The same decline in the once-rosy outlook applied this year. Whereas in 2018 Air Baltic said in May this had grown by 18 percent to €409 million, by the time it started issuing the bonds a few months later, this had been revised downwards by a couple of million, with projected profits down to €3 million (from €5.4 million projected in May).
Also noteworthy is the moving around of money in the accounting process, from the company's legal disputes reserve fund. €20 million of this was moved into profits, leaving €6.8 million for legal fees. The company said early this year it had won several lawsuit cases, without divulging what these were.
Thus without the moving of the legal funds into the profit category, losses would have been around €17 million in 2018 (i.e. €3 million minus the c. €20 million legal fund).
Latvian media coverage of Air Baltic
In summer, Latvian daily, quite literally, Diena, said that Air Baltic had made losses of €30 million in Q1 2019. The company said that it did not publish quarterly reports, but neither confirmed or denied the allegations, instead quietly publishing its half-year report some time in August or September.
The latter quoted the figure of €26.6 million losses noted above, from €15.5 million in the previous year, even though revenue had risen from €182.7 million to €219.5 million y-o-y over the same period.
This need not equate to a loss of over €50 million for the year, due to the seasonal nature of the airline industry making summer the most profitable time. Since the first-half report for 2019 naturally only ran to the end of June, a large chunk of summer figures are still to be reported.
Air Baltic CEO Martin Gauss also told ERR Thursday that changes in accounting standards, from Latvian ones to international standards, had been a factor in the changing figures from 2017 and 2018.
Gauss would not comment on loss predictions for 2019 as a whole, but said the company aimed for turnover in the region of half a billion euros for the year.
Regional Jet CEO's comment
The losses reported so far compare with Estonian state-owned carrier Nordica, which has also made losses, but of €5.4 million for 2018, and Subsidiary Regional Jet projects profits of €3.5 million for 2019.
Nordica has however has cut most of its international connections from Tallinn Airport, though it is also involved in operating domestic routes in Sweden, together with subsidiary Regional Je
Regional Jet CEO Jan Palmér, a champion of the outsourcing business model which involves his company "wet-leasing" planes and flight crews (the latter often picked up from recruitment agencies) to client airlines like SAS, told journalists Wednesday that Air Baltic should have long since ceased operations, despite its importance for Latvian prestige and not withstanding state support. Palmér oversaw the liquidation of Estonian state carrier Estonian Air in late 2015, which had been found guilty of infringing EU regulations in its state support, prior to Palmér's tenure, and which it was unable to pay back.
"The Latvian state has poured huge amounts of money into [Air Baltic]," said Palmér, who believes smaller, independent ticket-selling airlines will soon be a thing of the past.

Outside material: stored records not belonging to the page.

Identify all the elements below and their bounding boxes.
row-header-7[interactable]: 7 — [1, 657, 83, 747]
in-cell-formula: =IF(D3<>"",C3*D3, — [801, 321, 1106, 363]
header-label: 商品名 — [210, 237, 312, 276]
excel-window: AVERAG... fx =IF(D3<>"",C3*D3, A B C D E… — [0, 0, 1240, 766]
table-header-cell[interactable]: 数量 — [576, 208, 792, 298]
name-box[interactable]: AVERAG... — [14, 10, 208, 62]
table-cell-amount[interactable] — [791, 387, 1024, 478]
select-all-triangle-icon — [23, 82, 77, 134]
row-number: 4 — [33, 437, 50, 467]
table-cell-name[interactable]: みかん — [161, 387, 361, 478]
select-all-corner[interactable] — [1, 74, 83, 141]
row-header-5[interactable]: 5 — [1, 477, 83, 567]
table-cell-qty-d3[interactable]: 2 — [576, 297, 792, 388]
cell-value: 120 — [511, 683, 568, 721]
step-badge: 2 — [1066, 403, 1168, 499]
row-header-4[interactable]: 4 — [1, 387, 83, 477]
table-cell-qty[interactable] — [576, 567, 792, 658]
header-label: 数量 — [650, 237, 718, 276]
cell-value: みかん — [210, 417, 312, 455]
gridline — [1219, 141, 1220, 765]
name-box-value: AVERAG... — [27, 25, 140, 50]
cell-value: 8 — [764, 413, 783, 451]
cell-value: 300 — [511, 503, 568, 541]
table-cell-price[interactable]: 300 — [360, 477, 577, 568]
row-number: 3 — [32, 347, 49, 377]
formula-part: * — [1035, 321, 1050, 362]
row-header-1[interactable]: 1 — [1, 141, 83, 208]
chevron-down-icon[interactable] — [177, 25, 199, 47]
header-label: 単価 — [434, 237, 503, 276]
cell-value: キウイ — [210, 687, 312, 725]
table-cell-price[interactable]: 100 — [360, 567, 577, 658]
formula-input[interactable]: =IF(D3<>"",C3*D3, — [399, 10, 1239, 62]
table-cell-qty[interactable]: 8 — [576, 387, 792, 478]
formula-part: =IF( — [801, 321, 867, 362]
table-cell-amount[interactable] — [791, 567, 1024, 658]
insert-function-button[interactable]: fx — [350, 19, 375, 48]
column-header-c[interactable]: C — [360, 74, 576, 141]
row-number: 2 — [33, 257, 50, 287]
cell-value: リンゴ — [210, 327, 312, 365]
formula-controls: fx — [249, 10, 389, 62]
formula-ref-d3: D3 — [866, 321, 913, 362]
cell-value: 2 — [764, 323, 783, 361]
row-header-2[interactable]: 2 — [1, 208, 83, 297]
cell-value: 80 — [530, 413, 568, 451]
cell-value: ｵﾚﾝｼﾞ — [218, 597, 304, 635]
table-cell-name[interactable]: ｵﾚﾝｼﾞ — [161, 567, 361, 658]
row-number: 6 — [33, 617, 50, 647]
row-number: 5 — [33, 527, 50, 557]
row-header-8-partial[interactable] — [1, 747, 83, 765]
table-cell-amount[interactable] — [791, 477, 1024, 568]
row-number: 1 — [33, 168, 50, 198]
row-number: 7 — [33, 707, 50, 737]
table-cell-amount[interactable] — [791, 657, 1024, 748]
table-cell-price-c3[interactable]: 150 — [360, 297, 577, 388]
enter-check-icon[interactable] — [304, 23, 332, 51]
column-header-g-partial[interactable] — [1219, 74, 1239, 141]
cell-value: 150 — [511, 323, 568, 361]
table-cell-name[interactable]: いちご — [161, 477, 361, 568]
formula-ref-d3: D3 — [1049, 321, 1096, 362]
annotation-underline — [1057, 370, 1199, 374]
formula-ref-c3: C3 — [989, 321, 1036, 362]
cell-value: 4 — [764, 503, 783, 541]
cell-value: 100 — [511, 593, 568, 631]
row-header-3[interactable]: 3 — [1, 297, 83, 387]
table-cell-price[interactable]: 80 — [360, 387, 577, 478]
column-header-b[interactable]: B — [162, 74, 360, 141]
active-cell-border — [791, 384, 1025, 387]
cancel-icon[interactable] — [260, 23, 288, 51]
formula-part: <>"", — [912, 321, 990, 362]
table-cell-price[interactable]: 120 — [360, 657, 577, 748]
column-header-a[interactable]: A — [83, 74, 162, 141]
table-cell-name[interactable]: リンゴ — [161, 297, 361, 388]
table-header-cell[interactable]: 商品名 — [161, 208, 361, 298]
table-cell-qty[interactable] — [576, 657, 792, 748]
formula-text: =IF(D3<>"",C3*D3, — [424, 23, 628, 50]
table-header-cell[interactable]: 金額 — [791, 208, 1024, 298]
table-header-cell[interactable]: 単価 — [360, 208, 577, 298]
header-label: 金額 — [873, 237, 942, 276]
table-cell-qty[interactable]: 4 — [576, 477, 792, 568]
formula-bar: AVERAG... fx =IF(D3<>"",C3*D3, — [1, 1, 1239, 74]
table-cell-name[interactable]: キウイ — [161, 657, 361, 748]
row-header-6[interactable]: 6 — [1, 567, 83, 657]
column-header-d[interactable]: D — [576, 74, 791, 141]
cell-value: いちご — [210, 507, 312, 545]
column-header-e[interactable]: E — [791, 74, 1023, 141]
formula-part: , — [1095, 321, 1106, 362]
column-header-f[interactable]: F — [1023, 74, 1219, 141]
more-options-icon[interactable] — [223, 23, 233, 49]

"They have a different logic. They want flight connections to attract investor," he added, noting that it was in Air Baltic's interest that both Nordica and former Lithuanian carrier FlyLAL exit the market (which the latter did 10 years ago).
One possible reason for the continued support of the loss-maker by the Latvian government is to retain Riga's position as the major hub and investment target in the three Baltic states, which necessitates regular and direct links.
If the information on its own website is accurate, Air Baltic runs just under 40 aircraft, of four different models.
It also said it aims to order 30 more Airbus A220-300 aircraft in a €4.8 billion-deal which would give it an option for a further 30 airbuses, with a view to switching solely to that model of plane in future.
Air Baltic serves a total of 70 destinations, 12 direct from Tallinn Airport and half that number from Vilnius. The Latvian state owns an 80 percent stake, with the remainder held by Aircraft Leasing 1 SIA, owned by Danish businessman Lars Thuesen.